2.1.2 Phenotype Matching
Algorithm
PatientMatcher is calculating phenotype matching scores based on both
patient features and disorders. Patient features are described by HPO
terms (Köhler et al., 2014) provided for query and matched patients,
while disorders are represented by Decipher (V. Firth et al., 2009),
OMIM (Hamosh et al., 2000) or Orphanet (Pavan et al., 2017) entries. If
patients to be compared contain features and disorders, these
descriptors will be both accounted for and each of them will contribute
to half of the resulting phenotype score (PHENO_SCORE). Similarity
between HPO features will be solely considered in the computation when
disorders are not provided for one or both patients. Whereas disease
terms comparison in the algorithm is still relatively unpolished (it
consists in a pairwise comparison of diagnoses between the patients),
semantic similarity metrics between HPO terms and their ancestor terms
are calculated as simGIC measures(Pesquita, 2007; Pesquita et al.,
2008). The original algorithm used for creating the phenotype ontology
and comparing the patients in PatientMatcher is available in the
Patient-Similarity package
(https://github.com/buske/patient-similarity). Since the HPO is
curating resources bridging disease terms with their associated HPO
entries, we envision that in future software releases disease similarity
comparisons will be also calculated as semantic relationships between
terms.
2.2 Email notifications
Email notifications can be enabled by administrators via specific
parameters present in the software configuration file. In order to
modulate the amount of information included in the email notification
body and thereby limit the extent of potentially sensitive information
distributed via email, there exists two notification options: 1)

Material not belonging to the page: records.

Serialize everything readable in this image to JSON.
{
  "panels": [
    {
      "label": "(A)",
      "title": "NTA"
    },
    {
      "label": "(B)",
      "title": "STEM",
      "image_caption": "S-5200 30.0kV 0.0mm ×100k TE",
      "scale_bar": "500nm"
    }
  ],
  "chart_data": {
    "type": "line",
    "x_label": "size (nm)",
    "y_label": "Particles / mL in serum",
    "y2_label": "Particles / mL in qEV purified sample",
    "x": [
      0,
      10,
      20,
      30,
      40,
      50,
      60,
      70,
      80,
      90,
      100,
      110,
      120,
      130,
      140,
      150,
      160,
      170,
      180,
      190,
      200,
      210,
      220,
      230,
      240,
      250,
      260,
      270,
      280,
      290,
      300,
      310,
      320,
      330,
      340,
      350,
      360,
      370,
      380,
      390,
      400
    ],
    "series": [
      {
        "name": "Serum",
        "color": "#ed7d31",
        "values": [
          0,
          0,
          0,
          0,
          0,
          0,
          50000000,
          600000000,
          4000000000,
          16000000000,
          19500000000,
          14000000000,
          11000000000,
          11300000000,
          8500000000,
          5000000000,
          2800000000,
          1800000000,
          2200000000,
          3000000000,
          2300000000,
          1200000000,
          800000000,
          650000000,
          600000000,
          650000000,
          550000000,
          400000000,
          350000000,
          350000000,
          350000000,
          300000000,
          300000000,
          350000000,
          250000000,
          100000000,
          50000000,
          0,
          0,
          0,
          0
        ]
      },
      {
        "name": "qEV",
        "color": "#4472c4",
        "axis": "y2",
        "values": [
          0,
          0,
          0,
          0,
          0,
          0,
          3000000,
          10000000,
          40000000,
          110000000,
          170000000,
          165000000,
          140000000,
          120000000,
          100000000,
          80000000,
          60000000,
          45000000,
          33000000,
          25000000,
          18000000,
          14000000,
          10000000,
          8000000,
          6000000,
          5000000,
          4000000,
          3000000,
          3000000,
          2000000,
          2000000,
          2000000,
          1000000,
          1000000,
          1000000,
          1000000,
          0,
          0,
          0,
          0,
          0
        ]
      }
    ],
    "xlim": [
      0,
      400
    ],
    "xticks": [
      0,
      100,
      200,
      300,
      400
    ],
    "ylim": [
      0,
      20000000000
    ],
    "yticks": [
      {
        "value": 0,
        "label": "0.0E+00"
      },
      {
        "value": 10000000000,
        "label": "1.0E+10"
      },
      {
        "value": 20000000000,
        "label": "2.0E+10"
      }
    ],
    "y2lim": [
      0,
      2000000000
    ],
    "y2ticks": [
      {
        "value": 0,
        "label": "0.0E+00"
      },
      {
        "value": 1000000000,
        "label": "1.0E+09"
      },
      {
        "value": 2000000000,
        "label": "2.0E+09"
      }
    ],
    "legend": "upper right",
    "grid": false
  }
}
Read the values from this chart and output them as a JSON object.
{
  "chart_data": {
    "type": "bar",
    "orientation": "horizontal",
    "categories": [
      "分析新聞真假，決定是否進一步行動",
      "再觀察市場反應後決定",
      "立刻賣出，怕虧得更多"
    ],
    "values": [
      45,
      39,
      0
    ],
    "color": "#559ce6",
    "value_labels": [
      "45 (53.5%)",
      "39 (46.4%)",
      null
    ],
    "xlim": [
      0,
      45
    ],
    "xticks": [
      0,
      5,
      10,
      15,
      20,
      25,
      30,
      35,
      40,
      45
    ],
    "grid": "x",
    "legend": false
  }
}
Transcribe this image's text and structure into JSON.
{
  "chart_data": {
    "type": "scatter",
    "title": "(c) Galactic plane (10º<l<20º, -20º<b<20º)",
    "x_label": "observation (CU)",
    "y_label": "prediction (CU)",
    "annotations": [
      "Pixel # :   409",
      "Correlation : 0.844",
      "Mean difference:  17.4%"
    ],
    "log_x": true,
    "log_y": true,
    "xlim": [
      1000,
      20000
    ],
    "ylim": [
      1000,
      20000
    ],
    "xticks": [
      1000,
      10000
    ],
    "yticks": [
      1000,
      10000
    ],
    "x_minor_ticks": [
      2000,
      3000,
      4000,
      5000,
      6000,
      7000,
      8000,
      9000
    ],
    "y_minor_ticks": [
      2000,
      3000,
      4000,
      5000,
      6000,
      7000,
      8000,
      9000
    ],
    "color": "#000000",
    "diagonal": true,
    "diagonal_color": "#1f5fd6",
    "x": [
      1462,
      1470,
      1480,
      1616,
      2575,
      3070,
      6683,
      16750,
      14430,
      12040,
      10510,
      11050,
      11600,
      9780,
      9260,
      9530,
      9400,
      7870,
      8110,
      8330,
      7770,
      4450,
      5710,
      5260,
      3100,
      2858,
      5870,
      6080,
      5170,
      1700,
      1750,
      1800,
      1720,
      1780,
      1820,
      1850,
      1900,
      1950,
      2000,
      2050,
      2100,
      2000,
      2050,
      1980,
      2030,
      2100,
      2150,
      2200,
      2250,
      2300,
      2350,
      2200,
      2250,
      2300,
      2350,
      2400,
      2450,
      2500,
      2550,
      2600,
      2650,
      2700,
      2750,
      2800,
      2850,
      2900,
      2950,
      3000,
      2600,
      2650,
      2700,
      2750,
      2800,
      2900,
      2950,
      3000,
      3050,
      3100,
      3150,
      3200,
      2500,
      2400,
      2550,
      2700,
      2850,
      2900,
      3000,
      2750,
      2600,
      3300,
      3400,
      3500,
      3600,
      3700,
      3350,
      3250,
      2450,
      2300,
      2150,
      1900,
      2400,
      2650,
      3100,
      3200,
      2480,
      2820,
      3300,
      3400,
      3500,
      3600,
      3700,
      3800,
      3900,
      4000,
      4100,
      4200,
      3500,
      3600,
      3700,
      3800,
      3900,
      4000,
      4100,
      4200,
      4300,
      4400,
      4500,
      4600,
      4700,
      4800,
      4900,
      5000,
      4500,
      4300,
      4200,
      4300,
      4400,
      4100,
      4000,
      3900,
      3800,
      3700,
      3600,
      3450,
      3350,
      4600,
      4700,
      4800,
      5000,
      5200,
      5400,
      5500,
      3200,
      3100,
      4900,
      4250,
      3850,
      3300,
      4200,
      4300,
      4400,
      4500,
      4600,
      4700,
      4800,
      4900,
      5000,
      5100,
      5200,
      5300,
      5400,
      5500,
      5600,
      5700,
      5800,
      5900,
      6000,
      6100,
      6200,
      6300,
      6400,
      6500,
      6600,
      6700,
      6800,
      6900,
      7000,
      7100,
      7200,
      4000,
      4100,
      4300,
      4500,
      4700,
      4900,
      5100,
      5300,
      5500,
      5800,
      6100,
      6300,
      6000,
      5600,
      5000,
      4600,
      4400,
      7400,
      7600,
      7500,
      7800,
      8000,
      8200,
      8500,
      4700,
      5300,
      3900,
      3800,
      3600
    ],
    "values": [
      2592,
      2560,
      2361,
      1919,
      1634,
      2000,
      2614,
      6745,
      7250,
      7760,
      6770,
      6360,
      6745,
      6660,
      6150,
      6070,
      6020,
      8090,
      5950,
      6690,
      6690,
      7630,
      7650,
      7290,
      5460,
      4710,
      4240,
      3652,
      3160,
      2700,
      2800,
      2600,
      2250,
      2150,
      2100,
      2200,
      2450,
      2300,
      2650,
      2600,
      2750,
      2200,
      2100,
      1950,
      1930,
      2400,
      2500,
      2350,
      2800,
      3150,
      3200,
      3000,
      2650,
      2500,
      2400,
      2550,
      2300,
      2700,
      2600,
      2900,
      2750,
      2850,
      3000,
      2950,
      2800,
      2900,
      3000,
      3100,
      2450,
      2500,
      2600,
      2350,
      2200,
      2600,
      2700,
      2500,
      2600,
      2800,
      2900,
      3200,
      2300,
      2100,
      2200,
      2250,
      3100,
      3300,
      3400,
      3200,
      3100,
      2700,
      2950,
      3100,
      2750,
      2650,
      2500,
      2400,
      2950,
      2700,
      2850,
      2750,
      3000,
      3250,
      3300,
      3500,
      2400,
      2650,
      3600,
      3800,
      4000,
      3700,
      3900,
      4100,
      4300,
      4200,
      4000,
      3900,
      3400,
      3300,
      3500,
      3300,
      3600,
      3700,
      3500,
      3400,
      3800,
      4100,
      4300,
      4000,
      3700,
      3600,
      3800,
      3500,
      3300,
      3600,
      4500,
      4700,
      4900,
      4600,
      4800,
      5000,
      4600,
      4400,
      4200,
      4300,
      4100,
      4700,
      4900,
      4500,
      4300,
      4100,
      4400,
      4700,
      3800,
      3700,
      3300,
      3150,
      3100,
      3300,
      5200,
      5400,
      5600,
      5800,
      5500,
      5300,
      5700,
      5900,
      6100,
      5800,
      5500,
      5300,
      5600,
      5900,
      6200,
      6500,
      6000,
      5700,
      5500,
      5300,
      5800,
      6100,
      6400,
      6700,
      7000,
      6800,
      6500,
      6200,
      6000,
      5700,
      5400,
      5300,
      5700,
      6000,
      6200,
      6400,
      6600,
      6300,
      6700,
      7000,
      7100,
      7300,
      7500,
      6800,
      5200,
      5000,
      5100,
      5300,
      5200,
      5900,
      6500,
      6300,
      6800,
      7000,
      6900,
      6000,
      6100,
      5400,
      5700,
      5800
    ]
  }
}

complete notifications containing the entire description of matching
patients (including gene names, variants and phenotypes), and 2) partial
notifications report with only patient IDs and patient’s clinician’s
contact information. Email notifications are sent to the patient contact
only in case of positive matches from requests triggered by the same
user, by another user within PatientMatcher (internal matches) or an
external user from an MME connected node (external matches).